Hospitality tycoon Bill Wolsey wants return of Stormont

Bill Wolsey
Image caption Mr Wolsey owns a chain of hotels, pubs and pizzerias across Northern Ireland

One of Northern Ireland's most successful businessmen has called on Sinn Féin and the DUP to resolve their differences.

Bill Wolsey, who helped transform hospitality in Belfast, said: "We have replaced the men of violence with the women of intransigence."

He said Michelle O'Neill and Arlene Foster should resume talks urgently.

His portfolio includes Belfast's Merchant and Bullitt hotels and the National Cafe and Dirty Onion bar.

Sinn Féin criticised Mr Wolsey's comments, describing them as "sexist", while the DUP said it was not responsible for the collapse of the NI political institutions.

The businessman was a remain supporter in the Brexit referendum in 2016.

Image copyright Reuters
Image caption Mr Wolsey wants Michelle O'Neill and Arlene Foster to resolve their differences

He now supports leaving the European Union on terms agreed between Prime Minister Theresa May and the EU.

Mr Wolsey, whose Beannchor Group recently announced the development of a new hotel in Lisburn, accepts that he has no political mandate, but says that he has a stake in what happens in the future.

He said: "I don't live in some bubble. We employ people from every socio-economic group there is.

"I employ people from all over this city and I have done for the past 40 years."

Mrs Foster leads the DUP while Michelle O'Neill is the vice-president of Sinn Féin.

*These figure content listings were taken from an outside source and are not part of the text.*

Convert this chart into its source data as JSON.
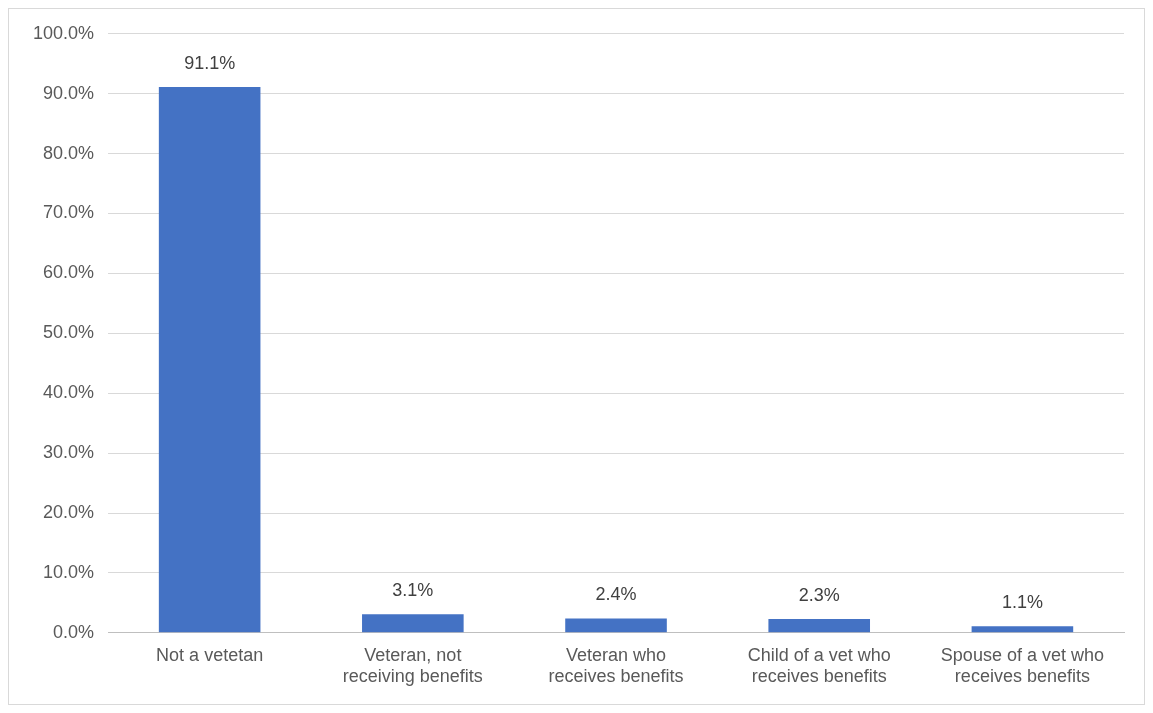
{
  "chart_data": {
    "type": "bar",
    "categories": [
      "Not a vetetan",
      "Veteran, not receiving benefits",
      "Veteran who receives benefits",
      "Child of a vet who receives benefits",
      "Spouse of a vet who receives benefits"
    ],
    "values": [
      91.1,
      3.1,
      2.4,
      2.3,
      1.1
    ],
    "value_labels": [
      "91.1%",
      "3.1%",
      "2.4%",
      "2.3%",
      "1.1%"
    ],
    "color": "#4472c4",
    "ylim": [
      0,
      100
    ],
    "yticks": [
      {
        "value": 0,
        "label": "0.0%"
      },
      {
        "value": 10,
        "label": "10.0%"
      },
      {
        "value": 20,
        "label": "20.0%"
      },
      {
        "value": 30,
        "label": "30.0%"
      },
      {
        "value": 40,
        "label": "40.0%"
      },
      {
        "value": 50,
        "label": "50.0%"
      },
      {
        "value": 60,
        "label": "60.0%"
      },
      {
        "value": 70,
        "label": "70.0%"
      },
      {
        "value": 80,
        "label": "80.0%"
      },
      {
        "value": 90,
        "label": "90.0%"
      },
      {
        "value": 100,
        "label": "100.0%"
      }
    ],
    "grid": "y",
    "legend": false
  }
}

Image copyright Michael Dibb
Image caption The Merchant Hotel is one of Belfast's most luxurious

In a message to Mrs Foster and Ms O'Neill, he said: "They have a huge mandate. That is true.

"But the people did not vote for them not to even sit in the same room together."

Mr Wolsey urged the two party leaders to get together and settle on an agreed way forward.


Sinn Féin MLA Caoimhe Archibald said there was "no place in society for sexist comments".

She defended her party, saying Sinn Féin had negotiated with the DUP for months to reach an agreement in February 2018.

"The DUP walked away and have now checked out of power-sharing. The political institutions can only be restored on the basis of equality and genuine power sharing," Ms Archibald said.

A DUP spokesperson said it did not collapse the NI political institutions and it stood "ready to restore the institutions immediately".

"We have no red lines.

"Only one party out of the five is refusing to appoint ministers."

Northern Ireland has been without a devolved government for two years since the collapse of the last Stormont executive.